I’ve seen this on a forum I frequent – it’s a bot. It appears to be doing a keyword analysis on the thread it’s replying to, and then grabs a random comment off another forums thread with similar keywords..
It then posts the comment, which usually appears random and nonsensical, but real enough that it gets it past human moderators. No spam in it. Oh, and also uniformly the comment it chooses is short. It goes for brief because they rightly assume that the longer it is, the more likely the readers are to smell a rat.
The key is, once it makes it past moderation, it adds a spam sig.
A little different here, but same idea I’m sure.
I haven’t checked Amazon’s ToS, but that kind of spam seems like a great (in the sense of ‘effective’, not something I actually like) use of the Mechanical Turk. I wonder whether they’ve tried it.
Your spammers are apparently more creative than mine. All my writer’s blog ever sees are the vague, “Read this and enjoyed, hope to see more” from the drug sellers.
Not even an attempt by a publishing scam artist to get my attention. I’m not at all sorry for this, either.
I’ve been getting a ton of spam of the type that PixelFish mentions on my book blog lately. Sometimes it will even be more relevant than that and say something like “this sounds like an interesting book.” I start to think it is a real comment until I see that the URL is ‘superamazingbathtubs.com’ or something. Sometimes I kill it, but sometimes I edit the comment to strip the URL and allow it, because I get some sick sense of power from it and find it hilarious to thwart them so.
Jen: Great idea. I think I will start doing the same.
Rebecca @7 — thanks for the tip! I’ll check it out.
At this point I’ve been moderating all comments, because they’re few and far between enough to keep up with.
(Blog is linked to my name in this particular comment, if anybody was curious to see it.)
I find your ideas very thought-provoking and would like to subscribe to your newsletter.
I know I don’t actually have it to give, but I think Xopher wins an Internet.
The only place I get spam is on my now mostly abandoned WordPress blog. I know blogger isn’t the greatest platform around, but I hardly ever have to delete spam.
ooh- spam hunting!!! do you use a 12-gauge?? or perfer the Elmer Fudd approach?? My personal favoite is the oversized fly zapper!!!
I second the recommendation of WP-SpamFree. It’s the only thing that works reliably against mostly-automated bots.
And then there’s the human ones, which are harder, but much rarer.
It is easy with blogger, I make it where I have to approve comments before the come through, but with my new blog with WordPress I am trying to figure out how to do the same.
“So, either spammers are hiring people to glance at entry headlines….”
They are.
I have gotten forty thousand spam comments recently. On a blog nobody reads.
I think I detected one trick, but I am not sure.
On my stats log there is recorded several searches for the same random non sequitur string, a string that I never typed onto my blog but some spam commenter did.

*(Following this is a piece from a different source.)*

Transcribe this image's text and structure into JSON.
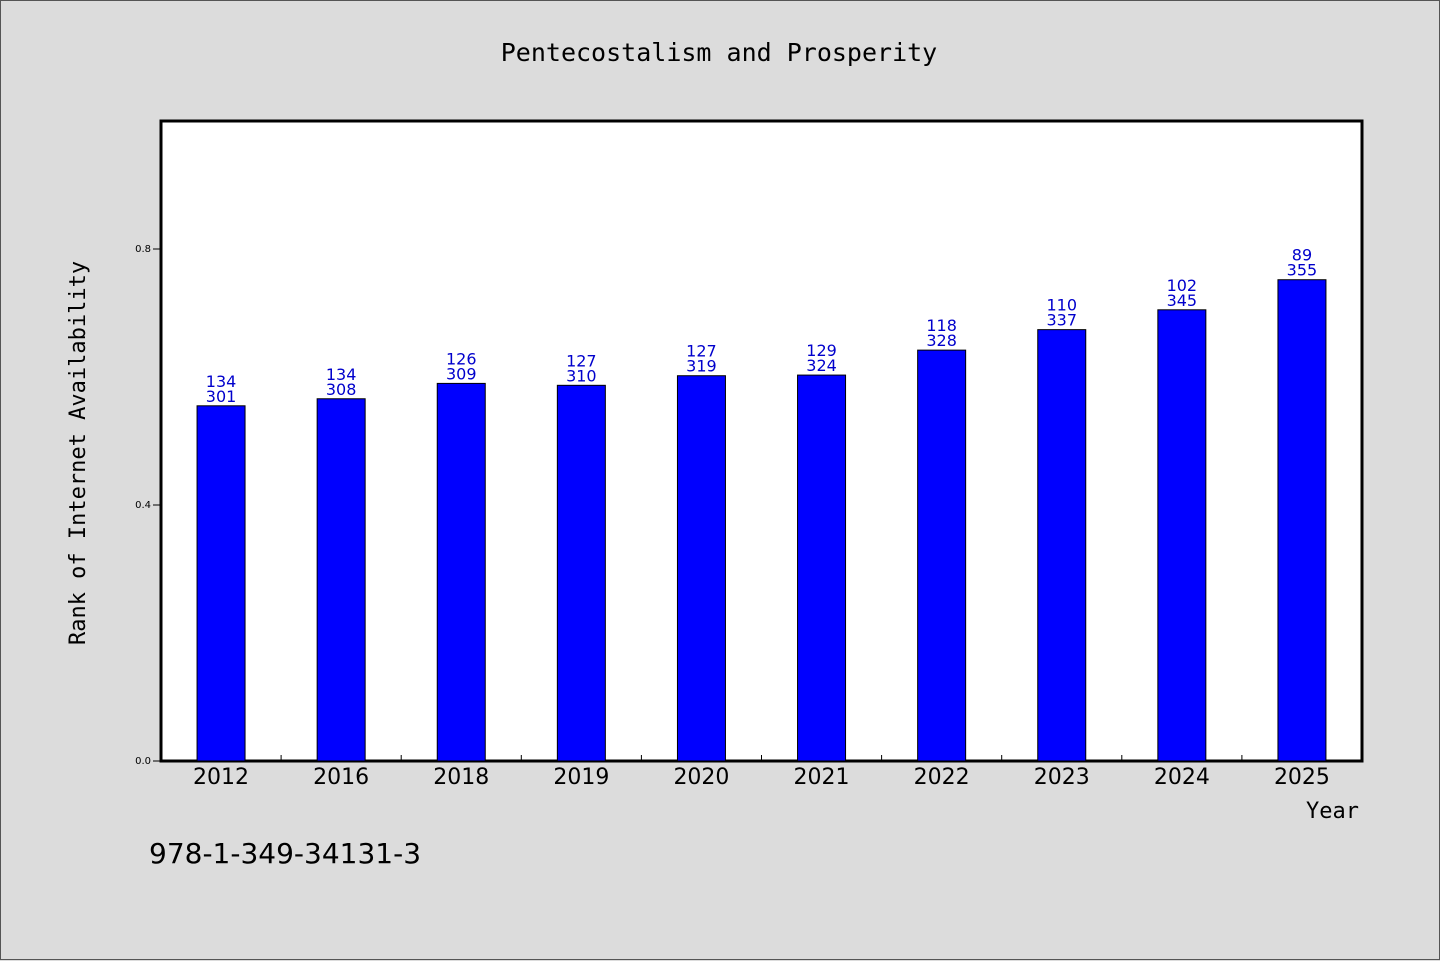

I think that someone used that string as a marker that says “we can all pile onto this guy.”
Oh, do you can your own SPAM?
I’ve always hoped that killing the spam URL but leaving their message up would discombobulate the spammers’ checking mechanisms.
If you get a lot of readers and a lot of spam, encourage the former to watch for and identify the latter. Have everyone cheer for them when they do it, as is only proper.